Austin Energy Gives Up on Fayette Plan, But Not on Climate Goals
Keep Austin dirty?
By Lina Fisher, Fri., Nov. 12, 2021
Earlier this fall, City Council adopted a new Climate Equity Plan that accelerated the city's pace to shrink its carbon footprint, setting Austin on course to reach net-zero emissions in 2040, a decade earlier than had been forecast. But that ambitious effort was dealt a sobering blow last week, when Austin Energy announced it would be unable to "affordably" retire its share of the coal burning Fayette Power Project near La Grange by 2022.
The city's ratepayer-owned utility was unable to reach an agreement with the Lower Colorado River Authority, the state agency that co-owns and operates the plant, for reasons that remain confidential, which the state allows for "competitive" information about public utility operations. "We just simply couldn't agree on terms that worked for both parties," said Pat Sweeney, vice president of power production for Austin Energy, declining to define what those terms were. Meanwhile, Council Member (and congressional candidate) Greg Casar had a more damning take in a November 2 tweet: "Unfortunately, the LCRA ... continues to seek plant closure terms that are unreasonable and prohibitive. ... LCRA has, in essence, gone out of its way to try to block the closure of Fayette."
Austin Energy's commitment to not just divest (to another owner) but to retire permanently its generating capacity at Fayette by next year was an essential benchmark in the utility's 2030 Resource Plan, which itself shaped the goals of the Climate Equity Plan. According to the latter plan, the Fayette closure was expected to produce a "projected 34% annual reduction in greenhouse gas emissions by 2030 as the carbon intensity of Austin Energy's electricity generation decreases." The utility has worked for 20 years or so to decarbonize its power generation through investing in renewables, conservation, and more efficient natural gas plants; as a result, the Fayette plant comprises 80% of AE's emissions, even though it accounts for only 15% of its total generating capacity. Luke Metzger of Environment Texas said, "Unless we just see [AE] completely ramp up offset strategies, we definitely couldn't hit the zero goal with us still invested in it."

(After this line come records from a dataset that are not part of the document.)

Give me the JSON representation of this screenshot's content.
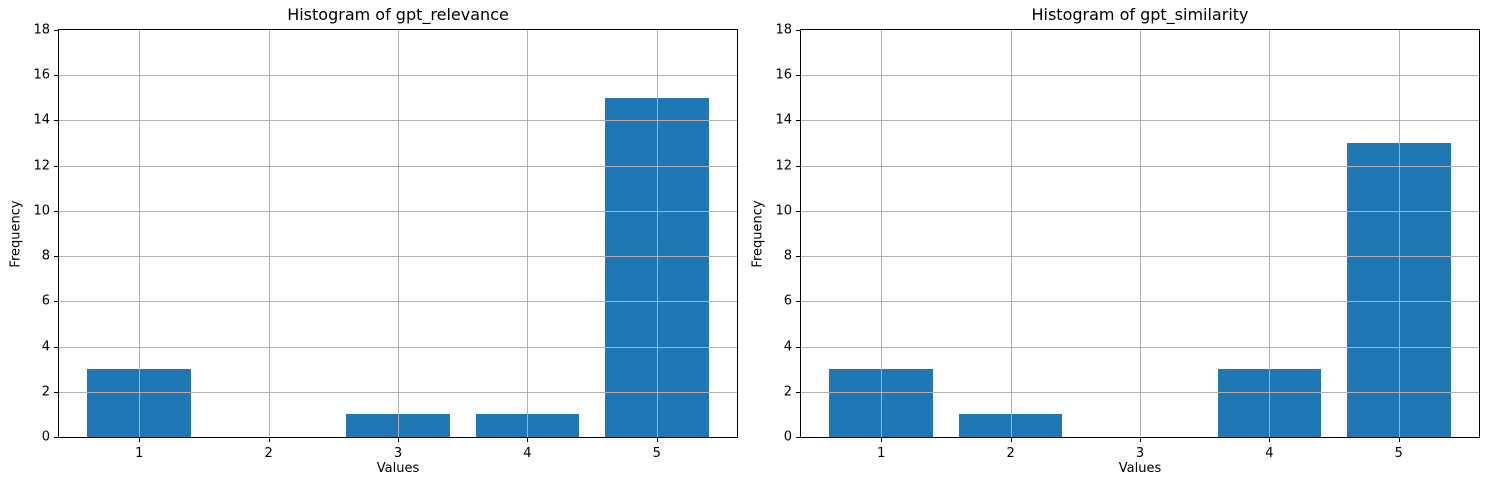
{
  "figure": {
    "background": "#ffffff",
    "text_color": "#000000",
    "spine_color": "#000000"
  },
  "chart_data": [
    {
      "type": "bar",
      "name": "histogram-gpt-relevance",
      "title": "Histogram of gpt_relevance",
      "xlabel": "Values",
      "ylabel": "Frequency",
      "categories": [
        1,
        2,
        3,
        4,
        5
      ],
      "values": [
        3,
        0,
        1,
        1,
        15
      ],
      "xticklabels": [
        "1",
        "2",
        "3",
        "4",
        "5"
      ],
      "yticks": [
        0,
        2,
        4,
        6,
        8,
        10,
        12,
        14,
        16,
        18
      ],
      "yticklabels": [
        "0",
        "2",
        "4",
        "6",
        "8",
        "10",
        "12",
        "14",
        "16",
        "18"
      ],
      "ylim": [
        0,
        18
      ],
      "xlim": [
        0.38,
        5.62
      ],
      "bar_width": 0.8,
      "bar_color": "#1f77b4",
      "grid": true,
      "grid_color": "#b0b0b0",
      "legend": "none"
    },
    {
      "type": "bar",
      "name": "histogram-gpt-similarity",
      "title": "Histogram of gpt_similarity",
      "xlabel": "Values",
      "ylabel": "Frequency",
      "categories": [
        1,
        2,
        3,
        4,
        5
      ],
      "values": [
        3,
        1,
        0,
        3,
        13
      ],
      "xticklabels": [
        "1",
        "2",
        "3",
        "4",
        "5"
      ],
      "yticks": [
        0,
        2,
        4,
        6,
        8,
        10,
        12,
        14,
        16,
        18
      ],
      "yticklabels": [
        "0",
        "2",
        "4",
        "6",
        "8",
        "10",
        "12",
        "14",
        "16",
        "18"
      ],
      "ylim": [
        0,
        18
      ],
      "xlim": [
        0.38,
        5.62
      ],
      "bar_width": 0.8,
      "bar_color": "#1f77b4",
      "grid": true,
      "grid_color": "#b0b0b0",
      "legend": "none"
    }
  ]
}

Whatever the specifics of the stalemate between AE and LCRA, it does not appear it will be resolved very quickly, if at all, hence AE's announcement that it's moving on to focus on alternative carbon-reduction strategies. Confidentiality aside, Metzger still has questions. For AE to pull out of Fayette, Metzger asked, "What [cost] is considered prohibitive, especially if we securitize the cost and spread it out over the course of 25 years or something? Is that something that we could manage? Or was there some other problem, recognizing that LCRA's board is appointed by the governor, who is not a fan of climate action [or] bold renewable energy goals? It certainly would seem that LCRA isn't negotiating from the same urgency to act on climate that the city is." The river authority, which produces and sells wholesale power to dozens of Central Texas cities and retail electricity co-ops, controls nearly twice as much of Fayette's output as does AE, and has only a fraction of the city utility's renewable capacity (even counting the rarely used hydroelectric plants in the six Highland Lakes dams that it controls). Metzger notes that LCRA has backed out of renewable contracts in the past and speculates that they "don't have much of an interest in diversifying, it seems."

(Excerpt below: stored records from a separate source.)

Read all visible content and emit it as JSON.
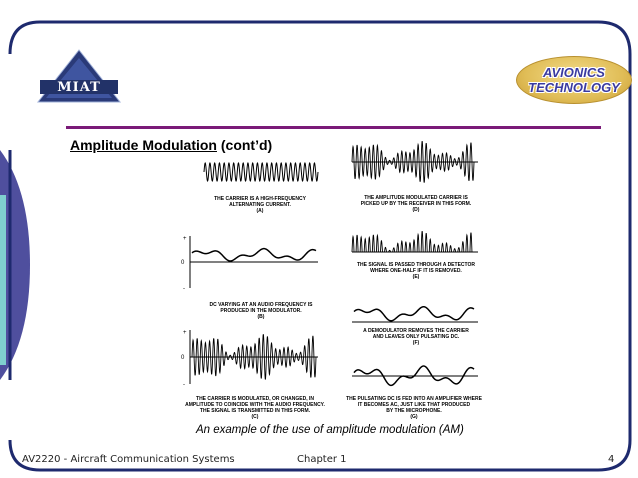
{
  "logo": {
    "text": "MIAT"
  },
  "badge": {
    "line1": "AVIONICS",
    "line2": "TECHNOLOGY"
  },
  "slide": {
    "title_underlined": "Amplitude Modulation",
    "title_rest": " (cont’d)"
  },
  "panels": {
    "a": {
      "line1": "THE CARRIER IS A HIGH-FREQUENCY",
      "line2": "ALTERNATING CURRENT.",
      "tag": "(A)"
    },
    "b": {
      "line1": "DC VARYING AT AN AUDIO FREQUENCY IS",
      "line2": "PRODUCED IN THE MODULATOR.",
      "tag": "(B)"
    },
    "c": {
      "line1": "THE CARRIER IS MODULATED, OR CHANGED, IN",
      "line2": "AMPLITUDE TO COINCIDE WITH THE AUDIO FREQUENCY.",
      "line3": "THE SIGNAL IS TRANSMITTED IN THIS FORM.",
      "tag": "(C)"
    },
    "d": {
      "line1": "THE AMPLITUDE MODULATED CARRIER IS",
      "line2": "PICKED UP BY THE RECEIVER IN THIS FORM.",
      "tag": "(D)"
    },
    "e": {
      "line1": "THE SIGNAL IS PASSED THROUGH A DETECTOR",
      "line2": "WHERE ONE-HALF IF IT IS REMOVED.",
      "tag": "(E)"
    },
    "f": {
      "line1": "A DEMODULATOR REMOVES THE CARRIER",
      "line2": "AND LEAVES ONLY PULSATING DC.",
      "tag": "(F)"
    },
    "g": {
      "line1": "THE PULSATING DC IS FED INTO AN AMPLIFIER WHERE",
      "line2": "IT BECOMES AC, JUST LIKE THAT PRODUCED",
      "line3": "BY THE MICROPHONE.",
      "tag": "(G)"
    }
  },
  "axis_marks": {
    "plus": "+",
    "zero": "0",
    "minus": "-"
  },
  "caption": "An example of the use of amplitude modulation (AM)",
  "footer": {
    "course": "AV2220 - Aircraft Communication Systems",
    "chapter": "Chapter 1",
    "page": "4"
  },
  "colors": {
    "frame_navy": "#1e2a6e",
    "side_band": "#4f4f9e",
    "accent_teal": "#7fd0cf",
    "title_rule": "#7a1a78",
    "badge_gold": "#e0bd57",
    "badge_text": "#3a3aa0"
  }
}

As Metzger suggests, AE's Plan B involves ramping up offset strategies, such as the REACH (Reduce Emissions Affordably for Climate Health) Program, which factors in the cost of carbon to electricity coming from coal plants, incentivizing customers to choose renewables. Already delivering promising results, REACH "is expected to reduce carbon emissions by 8% each year, while maintaining the flexibility to protect our customers' rates in periods of high prices," according to AE's 2030 plan. Metzger described REACH as a "good interim strategy to reduce the output of the plant as much as we can until we completely quit it – but it certainly doesn't replace the need to just get off of it entirely."
Sweeney maintains that the 2030 goal hasn't changed, and that "while it does not appear that we're going to get the Fayette-specific part by next year, that doesn't take away the possibility that it could still happen by 2030." Sweeney said AE made the decision to alert the public because "we didn't think it was very useful to keep pretending we were moving forward ... and we need to plan for the next operating year. Obviously, if the plant is not operating, that can make a big difference." He added that all plants have a natural expiration date: "That plant is not getting any younger. It will retire at some point." In addition to evaluating potential expansions to the REACH program, AE will wait to retire all gas-fired units at its oldest plant, Decker Creek Power Station – originally slated to close after this summer – until March 2022, extending for three months to "take us through the winter," said Sweeney.
Despite the lack of a new timeline for withdrawing from Fayette, Sweeney insists that "the door is open" for continued negotiations with LCRA. "It's an ongoing thing, and they know that our goal is still there."